TRIBUNNEWS.COM - Kelompok Hak Asasi Manusia (HAM), Amnesty International, menuduh Ukraina mengancam keselamatan warga sipil karena menempatkan pasukannya di wilayah pemukiman selama invasi Rusia.
Laporan Amnesty pada Kamis (4/8/2022), menuai reaksi keras dari Presiden Ukraina Volodymyr Zelensky.
Dilansir Reuters, Zelensky menuduh kelompok HAM ini bersekongkol dengan Rusia.
Menurutnya, Amnesty berusaha "mengalihkan tanggung jawab dari penyerang kepada korban".
Berdasarkan laporan, peneliti Amnesty menyaksikan pasukan Ukraina membangun pangkalan dan mengoperasikan persenjataan di beberapa daerah pemukiman warga.
Ini terjadi selama kunjungan Amnesty ke beberapa daerah garis depan pertempuran di timur dan selatan Ukraina, dalam kurun waktu April hingga Juli.
Baca juga: Zelensky Desak Presiden China Untuk Bantu Akhiri Invasi Rusia di Ukraina
Baca juga: Ukraina: Serangan Terbaru Rusia Incar Kampung Halaman Volodymyr Zelensky
"Kami telah mendokumentasikan pola pasukan Ukraina yang menempatkan warga sipil dalam risiko dan melanggar hukum perang ketika mereka beroperasi di daerah berpenduduk," kata laporan itu mengutip pernyataan Agnès Callamard, sekretaris jenderal Amnesty International.
Callamard meminta pemerintah Kyiv memastikan pasukannya ditempatkan jauh dari wilayah penduduk.
Jika tidak, ia menghimbau semua warga sipil dievakuasi dari lokasi pertempuran.
Sementara itu, mengutip Guardian, para peneliti menyelidiki serangan Rusia di wilayah Kharkiv, Donbas, dan Mykolaiv di Ukraina antara April dan Juli.
Hasilnya, mereka menemukan 19 desa dan kota yang jadi tempat pasukan Ukraina membangun pangkalan dan melancarkan serangan.
Di tiga wilayah ini, Amnesty menemukan lima lokasi di mana rumah sakit "de facto" digunakan sebagai pangkalan dan dari 29 sekolah yang dikunjungi Amnesty, mereka menyimpulkan 22 telah digunakan sebagai pos militer.
Diketahui, sekolah di Ukraina ditutup pada hari pertama invasi dan para siswa belajar secara daring.

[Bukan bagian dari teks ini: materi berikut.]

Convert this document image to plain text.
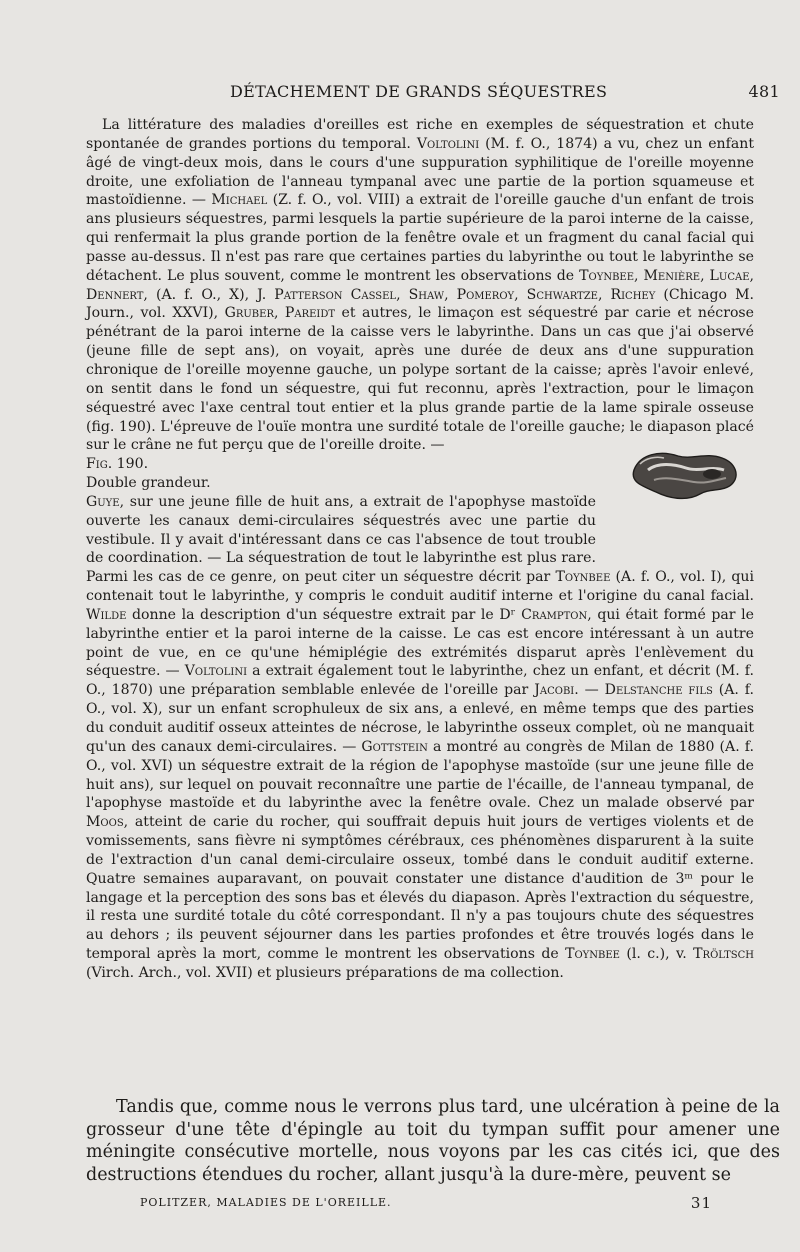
DÉTACHEMENT DE GRANDS SÉQUESTRES	481

La littérature des maladies d'oreilles est riche en exemples de séquestration et chute spontanée de grandes portions du temporal. Voltolini (M. f. O., 1874) a vu, chez un enfant âgé de vingt-deux mois, dans le cours d'une suppuration syphilitique de l'oreille moyenne droite, une exfoliation de l'anneau tympanal avec une partie de la portion squameuse et mastoïdienne. — Michael (Z. f. O., vol. VIII) a extrait de l'oreille gauche d'un enfant de trois ans plusieurs séquestres, parmi lesquels la partie supérieure de la paroi interne de la caisse, qui renfermait la plus grande portion de la fenêtre ovale et un fragment du canal facial qui passe au-dessus. Il n'est pas rare que certaines parties du labyrinthe ou tout le labyrinthe se détachent. Le plus souvent, comme le montrent les observations de Toynbee, Menière, Lucae, Dennert, (A. f. O., X), J. Patterson Cassel, Shaw, Pomeroy, Schwartze, Richey (Chicago M. Journ., vol. XXVI), Gruber, Pareidt et autres, le limaçon est séquestré par carie et nécrose pénétrant de la paroi interne de la caisse vers le labyrinthe. Dans un cas que j'ai observé (jeune fille de sept ans), on voyait, après une durée de deux ans d'une suppuration chronique de l'oreille moyenne gauche, un polype sortant de la caisse; après l'avoir enlevé, on sentit dans le fond un séquestre, qui fut reconnu, après l'extraction, pour le limaçon séquestré avec l'axe central tout entier et la plus grande partie de la lame spirale osseuse (fig. 190). L'épreuve de l'ouïe montra une surdité totale de l'oreille gauche; le diapason placé sur le crâne ne fut perçu que de l'oreille droite. —

Fig. 190.
Double grandeur.
Guye, sur une jeune fille de huit ans, a extrait de l'apophyse mastoïde ouverte les canaux demi-circulaires séquestrés avec une partie du vestibule. Il y avait d'intéressant dans ce cas l'absence de tout trouble de coordination. — La séquestration de tout le labyrinthe est plus rare. Parmi les cas de ce genre, on peut citer un séquestre décrit par Toynbee (A. f. O., vol. I), qui contenait tout le labyrinthe, y compris le conduit auditif interne et l'origine du canal facial. Wilde donne la description d'un séquestre extrait par le Dʳ Crampton, qui était formé par le labyrinthe entier et la paroi interne de la caisse. Le cas est encore intéressant à un autre point de vue, en ce qu'une hémiplégie des extrémités disparut après l'enlèvement du séquestre. — Voltolini a extrait également tout le labyrinthe, chez un enfant, et décrit (M. f. O., 1870) une préparation semblable enlevée de l'oreille par Jacobi. — Delstanche fils (A. f. O., vol. X), sur un enfant scrophuleux de six ans, a enlevé, en même temps que des parties du conduit auditif osseux atteintes de nécrose, le labyrinthe osseux complet, où ne manquait qu'un des canaux demi-circulaires. — Gottstein a montré au congrès de Milan de 1880 (A. f. O., vol. XVI) un séquestre extrait de la région de l'apophyse mastoïde (sur une jeune fille de huit ans), sur lequel on pouvait reconnaître une partie de l'écaille, de l'anneau tympanal, de l'apophyse mastoïde et du labyrinthe avec la fenêtre ovale. Chez un malade observé par Moos, atteint de carie du rocher, qui souffrait depuis huit jours de vertiges violents et de vomissements, sans fièvre ni symptômes cérébraux, ces phénomènes disparurent à la suite de l'extraction d'un canal demi-circulaire osseux, tombé dans le conduit auditif externe. Quatre semaines auparavant, on pouvait constater une distance d'audition de 3ᵐ pour le langage et la perception des sons bas et élevés du diapason. Après l'extraction du séquestre, il resta une surdité totale du côté correspondant. Il n'y a pas toujours chute des séquestres au dehors ; ils peuvent séjourner dans les parties profondes et être trouvés logés dans le temporal après la mort, comme le montrent les observations de Toynbee (l. c.), v. Tröltsch (Virch. Arch., vol. XVII) et plusieurs préparations de ma collection.

Tandis que, comme nous le verrons plus tard, une ulcération à peine de la grosseur d'une tête d'épingle au toit du tympan suffit pour amener une méningite consécutive mortelle, nous voyons par les cas cités ici, que des destructions étendues du rocher, allant jusqu'à la dure-mère, peuvent se

POLITZER, MALADIES DE L'OREILLE.	31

Laporan tersebut mencatat bahwa sebagian besar infrastruktur sipil yang digunakan kembali oleh tentara Ukraina, terletak beberapa kilometer dari garis depan dan berpendapat bahwa lokasi alternatif tersedia.
Menanggapi hal ini, Zelensky mengatakan Amnesty mencoba "mengampuni negara teroris", merujuk kepada Rusia.
"Tidak ada syarat, dan tidak mungkin, bahkan secara hipotetis, di mana setiap serangan Rusia ke Ukraina dapat dibenarkan," kata Zelensky, dalam pidato malamnya.
"Siapa pun yang memberi amnesti kepada Rusia dan yang secara artifisial menciptakan konteks informasi semacam itu di mana beberapa serangan teroris dianggap dapat dibenarkan atau dianggap dapat dimengerti, tidak dapat gagal untuk memahami bahwa, dengan berbuat demikian, mereka membantu para teroris."
"Dan jika ada laporan manipulatif seperti itu, maka Anda berbagi dengan mereka tanggung jawab atas pembunuhan orang," kata presiden.
Sejumlah pejabat tinggi Ukraina turut berkomentar mengenai laporan ini.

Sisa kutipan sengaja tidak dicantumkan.